Thwart the Traveler: I like that you get this at the same level that a Sorcerer would get Dimensional Lock. That's pretty nice. This is pretty much just exactly like Dimensional Lock, except that it lasts 1 minute instead of 1 day per level. Interestingly, you might be able to use the “increase the DC by 5 to ignore SR” rule to give this SR: No status, which is better than Dimensional Lock. Also, while the same “as noted here” argument applies to this utterance as well, if it uses the standard LPM area instead of what Dimensional Lock usually uses, it's a spread instead of an emanation, which is slightly better and more pervasive. If your GM says that the standard LPM area applies to Master the Four Winds (making it weaker), you can take this one instead, where the same ruling makes it stronger. The fact that it lasts 1/2,304 as long as the spell (at level 16, getting worse later) is kind of a turnoff, though.
Level 4 LPM:
Couple things about this level. First, you get it at level 20. Not before. A single dip will mean that you don't get this. Second, yes, Conjunctive Gate does exactly what the rumors say it does, and yes, this is absurdly powerful. Let's look at the other ones anyway, though.

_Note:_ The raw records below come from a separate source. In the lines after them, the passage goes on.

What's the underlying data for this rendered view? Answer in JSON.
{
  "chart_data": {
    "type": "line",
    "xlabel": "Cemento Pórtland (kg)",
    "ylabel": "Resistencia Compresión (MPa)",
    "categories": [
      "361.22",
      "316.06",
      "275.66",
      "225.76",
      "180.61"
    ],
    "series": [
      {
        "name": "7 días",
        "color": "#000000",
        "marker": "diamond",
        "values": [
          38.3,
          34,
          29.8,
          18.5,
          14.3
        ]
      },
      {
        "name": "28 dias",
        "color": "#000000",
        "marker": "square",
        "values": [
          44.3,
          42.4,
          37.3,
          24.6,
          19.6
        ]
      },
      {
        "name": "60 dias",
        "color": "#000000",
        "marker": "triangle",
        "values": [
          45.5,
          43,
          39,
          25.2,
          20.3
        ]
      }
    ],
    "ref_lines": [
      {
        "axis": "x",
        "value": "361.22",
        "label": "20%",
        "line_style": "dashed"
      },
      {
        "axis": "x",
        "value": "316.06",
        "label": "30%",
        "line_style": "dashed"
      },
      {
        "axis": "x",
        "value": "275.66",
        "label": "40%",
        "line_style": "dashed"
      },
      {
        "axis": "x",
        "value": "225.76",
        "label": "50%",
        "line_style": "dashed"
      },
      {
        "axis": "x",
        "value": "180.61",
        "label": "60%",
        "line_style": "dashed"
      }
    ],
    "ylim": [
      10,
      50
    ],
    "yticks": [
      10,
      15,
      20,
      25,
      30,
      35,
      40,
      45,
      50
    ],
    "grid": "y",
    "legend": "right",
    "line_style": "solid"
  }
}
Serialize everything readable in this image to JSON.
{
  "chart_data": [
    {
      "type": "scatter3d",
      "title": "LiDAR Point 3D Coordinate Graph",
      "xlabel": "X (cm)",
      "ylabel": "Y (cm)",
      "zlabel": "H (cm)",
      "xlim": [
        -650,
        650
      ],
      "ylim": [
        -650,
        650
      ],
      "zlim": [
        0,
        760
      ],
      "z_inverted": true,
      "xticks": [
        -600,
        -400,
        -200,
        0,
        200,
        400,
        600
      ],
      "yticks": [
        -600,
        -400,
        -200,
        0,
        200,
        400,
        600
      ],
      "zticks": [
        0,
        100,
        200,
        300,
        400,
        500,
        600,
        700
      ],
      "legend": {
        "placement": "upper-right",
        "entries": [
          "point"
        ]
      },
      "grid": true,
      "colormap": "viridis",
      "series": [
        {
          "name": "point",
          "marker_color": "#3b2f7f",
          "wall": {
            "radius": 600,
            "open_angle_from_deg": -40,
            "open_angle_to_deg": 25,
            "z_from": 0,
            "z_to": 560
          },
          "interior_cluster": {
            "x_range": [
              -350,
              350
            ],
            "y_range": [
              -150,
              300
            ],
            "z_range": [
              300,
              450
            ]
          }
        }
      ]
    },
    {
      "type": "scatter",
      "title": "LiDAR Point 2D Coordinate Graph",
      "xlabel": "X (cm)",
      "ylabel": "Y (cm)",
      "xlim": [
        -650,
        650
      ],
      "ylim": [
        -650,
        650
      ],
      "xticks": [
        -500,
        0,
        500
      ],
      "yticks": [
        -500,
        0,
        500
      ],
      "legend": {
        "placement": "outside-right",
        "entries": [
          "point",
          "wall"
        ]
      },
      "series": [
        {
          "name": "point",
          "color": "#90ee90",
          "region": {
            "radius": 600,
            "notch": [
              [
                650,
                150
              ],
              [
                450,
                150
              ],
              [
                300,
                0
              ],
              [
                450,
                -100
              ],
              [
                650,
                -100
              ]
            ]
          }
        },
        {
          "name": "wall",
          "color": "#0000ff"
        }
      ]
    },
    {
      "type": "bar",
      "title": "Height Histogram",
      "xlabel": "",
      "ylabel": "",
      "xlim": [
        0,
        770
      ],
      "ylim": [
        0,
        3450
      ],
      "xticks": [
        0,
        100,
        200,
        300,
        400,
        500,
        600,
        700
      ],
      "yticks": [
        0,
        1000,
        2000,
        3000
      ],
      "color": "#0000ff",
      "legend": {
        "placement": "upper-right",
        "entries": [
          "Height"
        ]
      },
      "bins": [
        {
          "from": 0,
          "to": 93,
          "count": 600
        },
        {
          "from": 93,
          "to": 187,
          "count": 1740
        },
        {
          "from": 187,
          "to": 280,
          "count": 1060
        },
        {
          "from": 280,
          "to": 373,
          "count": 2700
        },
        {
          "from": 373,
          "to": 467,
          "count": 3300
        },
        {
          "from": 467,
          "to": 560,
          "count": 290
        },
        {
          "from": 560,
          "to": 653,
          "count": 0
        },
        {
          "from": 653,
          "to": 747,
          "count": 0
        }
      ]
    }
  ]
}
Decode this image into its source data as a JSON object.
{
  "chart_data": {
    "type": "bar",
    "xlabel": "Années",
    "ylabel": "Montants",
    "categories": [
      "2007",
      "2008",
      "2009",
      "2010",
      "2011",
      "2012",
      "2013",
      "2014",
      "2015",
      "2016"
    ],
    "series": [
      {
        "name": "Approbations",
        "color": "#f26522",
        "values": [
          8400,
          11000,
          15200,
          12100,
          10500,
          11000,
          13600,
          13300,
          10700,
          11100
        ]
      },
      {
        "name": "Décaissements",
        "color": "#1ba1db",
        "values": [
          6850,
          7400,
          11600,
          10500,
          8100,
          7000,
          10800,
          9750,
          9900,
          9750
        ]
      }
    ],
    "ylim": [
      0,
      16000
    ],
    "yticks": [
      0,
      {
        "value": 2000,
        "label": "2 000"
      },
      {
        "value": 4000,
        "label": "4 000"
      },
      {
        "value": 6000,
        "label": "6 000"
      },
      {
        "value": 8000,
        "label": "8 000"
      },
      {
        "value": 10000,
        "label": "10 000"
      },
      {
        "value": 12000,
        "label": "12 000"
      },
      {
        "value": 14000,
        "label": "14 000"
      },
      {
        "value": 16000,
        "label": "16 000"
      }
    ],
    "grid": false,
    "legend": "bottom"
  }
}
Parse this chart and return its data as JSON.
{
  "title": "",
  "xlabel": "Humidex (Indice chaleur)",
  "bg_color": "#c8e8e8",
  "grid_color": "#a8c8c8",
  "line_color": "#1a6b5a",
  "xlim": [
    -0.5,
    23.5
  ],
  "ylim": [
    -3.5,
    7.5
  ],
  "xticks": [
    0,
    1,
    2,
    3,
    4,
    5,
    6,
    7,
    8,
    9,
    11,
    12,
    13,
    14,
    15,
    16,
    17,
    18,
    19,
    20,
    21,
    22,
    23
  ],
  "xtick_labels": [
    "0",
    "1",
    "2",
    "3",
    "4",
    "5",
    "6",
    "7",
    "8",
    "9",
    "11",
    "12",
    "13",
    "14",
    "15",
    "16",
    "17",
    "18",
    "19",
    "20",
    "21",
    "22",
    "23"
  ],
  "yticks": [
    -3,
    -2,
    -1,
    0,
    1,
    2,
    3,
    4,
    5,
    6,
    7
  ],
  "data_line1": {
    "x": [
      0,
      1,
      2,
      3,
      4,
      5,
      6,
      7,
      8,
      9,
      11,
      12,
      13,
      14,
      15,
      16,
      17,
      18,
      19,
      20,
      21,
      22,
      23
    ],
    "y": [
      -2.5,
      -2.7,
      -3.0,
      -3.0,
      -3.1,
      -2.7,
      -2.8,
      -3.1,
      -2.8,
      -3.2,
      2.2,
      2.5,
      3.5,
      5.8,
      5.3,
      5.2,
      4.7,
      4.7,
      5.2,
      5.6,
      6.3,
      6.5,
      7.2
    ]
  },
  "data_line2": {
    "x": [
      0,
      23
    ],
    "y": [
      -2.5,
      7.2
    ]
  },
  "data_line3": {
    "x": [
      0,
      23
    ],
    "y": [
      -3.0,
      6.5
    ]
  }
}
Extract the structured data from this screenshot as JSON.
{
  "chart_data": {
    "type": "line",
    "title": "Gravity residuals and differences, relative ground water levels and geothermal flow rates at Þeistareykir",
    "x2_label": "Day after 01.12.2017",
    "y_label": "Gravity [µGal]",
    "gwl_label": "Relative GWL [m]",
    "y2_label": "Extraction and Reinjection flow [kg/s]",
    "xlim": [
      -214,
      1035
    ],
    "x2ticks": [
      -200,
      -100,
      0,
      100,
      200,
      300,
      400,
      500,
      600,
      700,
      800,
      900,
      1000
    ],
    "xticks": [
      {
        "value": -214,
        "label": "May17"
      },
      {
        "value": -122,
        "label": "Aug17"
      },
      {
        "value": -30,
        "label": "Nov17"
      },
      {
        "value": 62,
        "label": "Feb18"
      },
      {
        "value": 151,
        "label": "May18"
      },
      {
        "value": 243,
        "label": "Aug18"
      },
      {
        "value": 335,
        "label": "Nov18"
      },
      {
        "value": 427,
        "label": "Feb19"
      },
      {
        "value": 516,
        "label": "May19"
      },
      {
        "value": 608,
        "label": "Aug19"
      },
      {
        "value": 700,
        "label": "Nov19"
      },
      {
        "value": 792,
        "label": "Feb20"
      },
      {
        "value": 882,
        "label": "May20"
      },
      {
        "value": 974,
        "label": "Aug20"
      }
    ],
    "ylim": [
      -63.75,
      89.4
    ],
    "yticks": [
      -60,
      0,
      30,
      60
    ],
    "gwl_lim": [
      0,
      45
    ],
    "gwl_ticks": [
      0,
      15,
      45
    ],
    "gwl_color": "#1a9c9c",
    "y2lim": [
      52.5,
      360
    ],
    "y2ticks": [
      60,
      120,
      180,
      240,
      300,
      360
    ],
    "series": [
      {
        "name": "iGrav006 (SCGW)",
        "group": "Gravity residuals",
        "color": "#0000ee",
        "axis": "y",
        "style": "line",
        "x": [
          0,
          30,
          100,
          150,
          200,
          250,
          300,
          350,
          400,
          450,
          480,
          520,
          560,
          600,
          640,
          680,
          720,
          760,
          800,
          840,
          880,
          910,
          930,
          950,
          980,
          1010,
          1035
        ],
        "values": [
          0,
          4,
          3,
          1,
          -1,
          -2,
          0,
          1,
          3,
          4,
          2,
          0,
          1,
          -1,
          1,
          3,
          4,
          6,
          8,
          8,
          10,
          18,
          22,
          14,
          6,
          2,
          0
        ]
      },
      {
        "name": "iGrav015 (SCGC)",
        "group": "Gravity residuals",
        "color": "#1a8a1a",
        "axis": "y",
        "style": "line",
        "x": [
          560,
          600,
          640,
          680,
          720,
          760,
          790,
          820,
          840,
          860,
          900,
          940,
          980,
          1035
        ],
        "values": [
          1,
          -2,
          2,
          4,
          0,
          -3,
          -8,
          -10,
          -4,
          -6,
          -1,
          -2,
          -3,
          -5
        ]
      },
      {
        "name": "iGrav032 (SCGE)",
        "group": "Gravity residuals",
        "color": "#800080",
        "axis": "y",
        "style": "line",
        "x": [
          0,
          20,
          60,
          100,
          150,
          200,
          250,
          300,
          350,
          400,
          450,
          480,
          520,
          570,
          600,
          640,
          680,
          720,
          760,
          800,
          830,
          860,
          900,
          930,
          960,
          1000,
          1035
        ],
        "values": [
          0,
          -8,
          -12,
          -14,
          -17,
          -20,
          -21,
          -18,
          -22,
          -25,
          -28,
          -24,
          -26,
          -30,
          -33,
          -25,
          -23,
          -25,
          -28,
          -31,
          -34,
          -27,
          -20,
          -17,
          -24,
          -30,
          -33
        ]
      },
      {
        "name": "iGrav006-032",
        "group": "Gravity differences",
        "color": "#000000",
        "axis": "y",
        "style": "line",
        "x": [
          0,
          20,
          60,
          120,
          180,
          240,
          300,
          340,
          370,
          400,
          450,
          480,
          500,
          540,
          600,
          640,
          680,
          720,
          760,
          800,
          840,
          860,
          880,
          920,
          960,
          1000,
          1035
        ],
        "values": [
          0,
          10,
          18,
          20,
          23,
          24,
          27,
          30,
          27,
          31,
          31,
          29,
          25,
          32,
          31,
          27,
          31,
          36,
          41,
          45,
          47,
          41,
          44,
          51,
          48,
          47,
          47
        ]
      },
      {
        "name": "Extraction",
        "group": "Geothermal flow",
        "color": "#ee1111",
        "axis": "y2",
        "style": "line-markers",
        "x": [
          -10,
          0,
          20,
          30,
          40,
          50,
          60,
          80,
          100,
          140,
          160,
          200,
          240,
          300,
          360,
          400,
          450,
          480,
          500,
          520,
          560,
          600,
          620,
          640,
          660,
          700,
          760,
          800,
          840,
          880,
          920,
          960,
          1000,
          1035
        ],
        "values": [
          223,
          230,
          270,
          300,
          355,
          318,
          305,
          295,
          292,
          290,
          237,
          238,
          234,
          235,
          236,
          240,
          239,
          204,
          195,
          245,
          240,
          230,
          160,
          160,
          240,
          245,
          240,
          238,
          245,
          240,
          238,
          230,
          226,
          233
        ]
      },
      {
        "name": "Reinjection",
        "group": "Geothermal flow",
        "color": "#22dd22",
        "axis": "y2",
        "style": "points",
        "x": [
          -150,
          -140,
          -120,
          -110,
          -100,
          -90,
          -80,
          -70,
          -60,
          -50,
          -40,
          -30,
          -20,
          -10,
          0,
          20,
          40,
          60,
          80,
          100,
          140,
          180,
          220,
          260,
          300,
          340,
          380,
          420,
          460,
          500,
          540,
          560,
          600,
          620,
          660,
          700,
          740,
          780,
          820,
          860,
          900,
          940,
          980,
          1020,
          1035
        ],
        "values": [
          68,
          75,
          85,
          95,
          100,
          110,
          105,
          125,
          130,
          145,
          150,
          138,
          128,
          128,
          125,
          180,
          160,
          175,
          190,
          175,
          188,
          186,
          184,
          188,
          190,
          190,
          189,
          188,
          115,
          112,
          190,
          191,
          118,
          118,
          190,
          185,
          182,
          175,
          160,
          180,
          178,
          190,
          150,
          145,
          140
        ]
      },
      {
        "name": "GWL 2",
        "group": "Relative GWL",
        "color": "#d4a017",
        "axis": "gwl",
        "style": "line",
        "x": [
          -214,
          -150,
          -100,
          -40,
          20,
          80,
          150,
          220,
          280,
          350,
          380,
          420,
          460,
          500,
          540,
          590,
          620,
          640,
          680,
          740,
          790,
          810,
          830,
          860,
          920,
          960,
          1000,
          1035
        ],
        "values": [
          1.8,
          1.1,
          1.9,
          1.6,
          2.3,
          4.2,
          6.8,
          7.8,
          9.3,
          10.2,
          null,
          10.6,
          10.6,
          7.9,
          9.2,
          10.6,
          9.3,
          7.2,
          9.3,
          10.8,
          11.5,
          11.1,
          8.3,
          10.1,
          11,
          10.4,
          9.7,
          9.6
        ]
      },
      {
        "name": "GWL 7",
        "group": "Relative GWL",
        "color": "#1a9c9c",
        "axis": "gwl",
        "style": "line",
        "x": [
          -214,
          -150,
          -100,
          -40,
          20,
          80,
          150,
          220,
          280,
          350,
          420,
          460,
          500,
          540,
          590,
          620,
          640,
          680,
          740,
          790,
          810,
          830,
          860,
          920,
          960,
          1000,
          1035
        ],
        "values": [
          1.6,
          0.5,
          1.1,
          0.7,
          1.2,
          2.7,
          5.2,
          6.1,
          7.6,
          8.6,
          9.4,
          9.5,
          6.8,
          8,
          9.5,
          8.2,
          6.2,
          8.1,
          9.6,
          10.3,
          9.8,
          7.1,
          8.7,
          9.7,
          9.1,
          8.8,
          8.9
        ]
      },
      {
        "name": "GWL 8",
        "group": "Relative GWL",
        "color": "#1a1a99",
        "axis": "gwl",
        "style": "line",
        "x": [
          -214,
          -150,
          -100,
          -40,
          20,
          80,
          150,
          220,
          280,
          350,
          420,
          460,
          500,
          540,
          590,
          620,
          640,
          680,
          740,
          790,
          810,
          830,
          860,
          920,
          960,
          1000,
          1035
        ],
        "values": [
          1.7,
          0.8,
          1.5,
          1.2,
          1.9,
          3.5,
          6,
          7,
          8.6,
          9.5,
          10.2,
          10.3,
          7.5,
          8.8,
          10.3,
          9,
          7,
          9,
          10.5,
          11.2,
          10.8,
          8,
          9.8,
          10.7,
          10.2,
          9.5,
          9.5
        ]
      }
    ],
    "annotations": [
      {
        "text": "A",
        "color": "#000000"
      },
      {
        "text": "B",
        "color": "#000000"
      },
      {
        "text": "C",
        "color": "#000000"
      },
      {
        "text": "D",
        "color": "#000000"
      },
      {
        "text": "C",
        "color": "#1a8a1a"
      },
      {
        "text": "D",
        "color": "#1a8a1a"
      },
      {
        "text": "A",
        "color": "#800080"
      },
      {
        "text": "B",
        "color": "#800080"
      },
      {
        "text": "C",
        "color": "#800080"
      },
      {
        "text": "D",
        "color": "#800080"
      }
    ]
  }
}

Anger the Sleeping Earth: Please refer to all the other LPM area disputes, then just repeat them here. A radius of 20' is rather a bit smaller than a radius of 80'. Of course, this does make it a little easier to use.
Conjunctive Gate: You know, I really hate this utterance. I hate the whole “hurr, Truenamers are good at level 20 because they get Gate!” mentality that it's bred. Yes, it's crazy powerful. Yes, Gate without an XP cost is just as bad as it sounds. Yes, this is clearly the most powerful ability you're ever going to get in your Truenamer's career. That doesn't matter. None of it makes up for level 19, in my opinion. One level with an overpowered ability does not make up for 19 levels of Truenamer. Anyway, this is Gate. Take it, go to town, finally feel like one of the big boys. Remember that the Law of Sequence applies, so you can only use it once per minute. Be safe, and I want you home by 12:30, OK?
Deny Passage: This is cute, especially combined with Thwart the Traveler. You'll need Thwart the Traveler if you want to use this, of course, since anything that can't teleport at level 20 is probably not that scary.